Drive Motor Drop-out

Not sure but will check tonight. Thank you for replying.

You mentioned our current draw seems high, and it sure seems that way to me too. Perhaps, our drop isn’t enough but we ran this exact same drive style with Tough Boxes last year for >90 matches without zero drivetrain associated problems including this type of electrical bugaboo.

2018 Config:
VEX 2-CIM Ball Shifter transmission
6" Omni’s in the front
6" AM High grip in the middle and back
Versablock bearing supports on 2"x1" aluminum tubing

Thank you for chiming in!

There is definitely an observable problem with the drive. The log I posted was taken by driving like heck in our shop and I told them to disable as soon as the “felt” it so we could look at the end of the log and know what we were dealing with. Although it occurred at the beginning of that test too.

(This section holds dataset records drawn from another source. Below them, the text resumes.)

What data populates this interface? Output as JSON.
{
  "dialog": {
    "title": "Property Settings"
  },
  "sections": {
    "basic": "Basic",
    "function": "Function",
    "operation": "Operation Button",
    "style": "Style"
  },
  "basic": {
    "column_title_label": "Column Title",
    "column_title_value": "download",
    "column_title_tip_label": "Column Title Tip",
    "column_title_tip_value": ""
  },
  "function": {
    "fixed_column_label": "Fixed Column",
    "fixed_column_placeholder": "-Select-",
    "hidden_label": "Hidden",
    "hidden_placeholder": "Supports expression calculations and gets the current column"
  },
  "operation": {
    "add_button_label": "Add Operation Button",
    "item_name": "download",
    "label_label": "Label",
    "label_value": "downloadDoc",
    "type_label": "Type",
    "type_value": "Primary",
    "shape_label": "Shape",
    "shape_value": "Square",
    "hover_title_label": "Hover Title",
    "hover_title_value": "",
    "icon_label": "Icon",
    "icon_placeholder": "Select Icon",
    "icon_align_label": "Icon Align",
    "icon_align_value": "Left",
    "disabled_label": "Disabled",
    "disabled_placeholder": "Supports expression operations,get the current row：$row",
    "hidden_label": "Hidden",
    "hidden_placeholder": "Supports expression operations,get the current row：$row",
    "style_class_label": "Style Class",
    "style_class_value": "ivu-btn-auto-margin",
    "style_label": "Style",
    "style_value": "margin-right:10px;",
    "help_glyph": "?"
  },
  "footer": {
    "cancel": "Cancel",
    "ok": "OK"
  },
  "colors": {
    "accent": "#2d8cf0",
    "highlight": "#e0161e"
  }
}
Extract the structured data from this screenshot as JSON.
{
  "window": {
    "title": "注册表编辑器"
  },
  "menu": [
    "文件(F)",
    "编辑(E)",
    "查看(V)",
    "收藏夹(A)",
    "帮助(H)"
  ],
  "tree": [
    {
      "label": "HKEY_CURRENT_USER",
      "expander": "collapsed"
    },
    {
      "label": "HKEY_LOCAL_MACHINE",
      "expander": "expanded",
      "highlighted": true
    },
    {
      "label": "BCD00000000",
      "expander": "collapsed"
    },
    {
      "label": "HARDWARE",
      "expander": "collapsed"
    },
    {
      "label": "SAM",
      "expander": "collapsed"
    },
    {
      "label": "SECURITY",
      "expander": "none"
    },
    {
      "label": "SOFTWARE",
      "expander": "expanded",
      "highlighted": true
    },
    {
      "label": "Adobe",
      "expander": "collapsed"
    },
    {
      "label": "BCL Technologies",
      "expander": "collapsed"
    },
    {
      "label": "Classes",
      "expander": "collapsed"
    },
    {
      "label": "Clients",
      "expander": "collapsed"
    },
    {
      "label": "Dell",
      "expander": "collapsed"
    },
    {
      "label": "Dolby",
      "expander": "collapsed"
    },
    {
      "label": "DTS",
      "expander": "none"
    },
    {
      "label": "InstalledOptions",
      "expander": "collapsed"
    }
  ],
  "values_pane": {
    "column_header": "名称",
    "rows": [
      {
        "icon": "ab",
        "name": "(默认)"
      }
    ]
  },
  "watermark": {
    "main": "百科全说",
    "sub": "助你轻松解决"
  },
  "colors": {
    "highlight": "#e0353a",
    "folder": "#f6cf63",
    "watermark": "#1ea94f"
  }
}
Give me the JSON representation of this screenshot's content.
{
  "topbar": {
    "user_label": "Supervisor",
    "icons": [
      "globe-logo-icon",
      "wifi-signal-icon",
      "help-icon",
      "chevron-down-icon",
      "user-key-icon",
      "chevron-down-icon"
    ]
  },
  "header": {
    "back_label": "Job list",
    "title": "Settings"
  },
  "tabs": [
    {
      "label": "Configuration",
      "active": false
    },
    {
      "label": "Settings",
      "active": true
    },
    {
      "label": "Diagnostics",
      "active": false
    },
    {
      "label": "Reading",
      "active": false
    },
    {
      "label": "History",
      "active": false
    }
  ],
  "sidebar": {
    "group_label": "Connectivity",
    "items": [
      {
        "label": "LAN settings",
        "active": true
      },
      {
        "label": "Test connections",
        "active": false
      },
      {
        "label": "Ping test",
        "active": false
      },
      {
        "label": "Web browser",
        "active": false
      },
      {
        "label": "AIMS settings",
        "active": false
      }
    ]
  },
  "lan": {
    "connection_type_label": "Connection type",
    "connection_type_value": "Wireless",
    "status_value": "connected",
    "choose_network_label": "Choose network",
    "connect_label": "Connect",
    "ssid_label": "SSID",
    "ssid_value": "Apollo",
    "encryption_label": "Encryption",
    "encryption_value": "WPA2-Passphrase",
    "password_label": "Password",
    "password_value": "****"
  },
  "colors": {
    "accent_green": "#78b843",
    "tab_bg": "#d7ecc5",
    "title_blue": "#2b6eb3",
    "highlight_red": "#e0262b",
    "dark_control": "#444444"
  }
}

We’ll check all the stuff you mentioned. We are a LabView team and would be more than willing to share the project if that made sense, but let us check all this stuff first, including what others have suggested.

Thank you very much for responding. -Sam

That drivetrain is what I would call too fast. Your low gear is nearly 17ft/s free speed, and high gear is around 38ft/s. You’re likely seeing controllers pop breakers because of excess current draw. Unless you have omitted additional power train reduction…

Ah yep, that would be your issue. Assuming you don’t have any further reduction off your gearbox, you need a 3rd stage of reduction. VEX sells a 3rd stage for the 2 speed ball shifter gearbox.

Plugging into our handy dandy JVN spreadsheet, you get some pretty crazy ft/s and current draw numbers. I’d recommend purchasing the 3rd stage and integrating that into your drive train. The 54:30 ratio on the 3rd stage would be a good choice.

If you ran the Toughbox Mini’s last year with 6" wheels in their out of the box configuration, those gearboxes have a much higher output reduction at 12.75:1. You’d be at around 11 ft/s free speed which is very reasonable for a single speed drive train.

After going back and watching a few of your matches, you can see the slow acceleration of your robot. This is due to being geared way too high. If you add on a 3rd stage to the ball shifter, you’ll immediately see faster acceleration as well because your robot will be able to more easily accelerate to its intended speed.

Egads. Did we really do that? Sighh. I keep telling the kids to get better mentors, but they just won’t listen.

We actually ran a 8.45:1 last year. So tonight I’ll compare our Steamworks chassis at that ratio to our Power Up chassis in “low gear” which is basically the same. May expect little difference and better performance.

Thanks Ryan. Congratulations on a great showing at the District Championship! Another solid year by PhyXTgears!

I’ll be in Muncie soon, so maybe we can get together? Would love to see your shop.


Did last year’s robot weigh the same as your robot this year? If your 2018 bot was heavier that would definitely be a factor on why it didn’t work as well this year.

Thank you! Absolutely, feel free to let us know when you’re coming up and we can show you our build space.

This right here. Just changing to running in low gear at startup, and only shifting to high gear for cross-field sprints, and changing those now-likely-too-sensitive breakers may get you where you want to be – and leave more battery for longer practices or a climb at the end of a match. We’ve run 4 CIMs, 8.45:1 and 6" wheels the past two years with no problems, and excellent acceleration in 2017 (~75 lb **with **batteries and bumpers) and acceleration in 2018 (125-130 with batteries and bumpers) that was more limited by our high center of gravity than by the torque we could generate.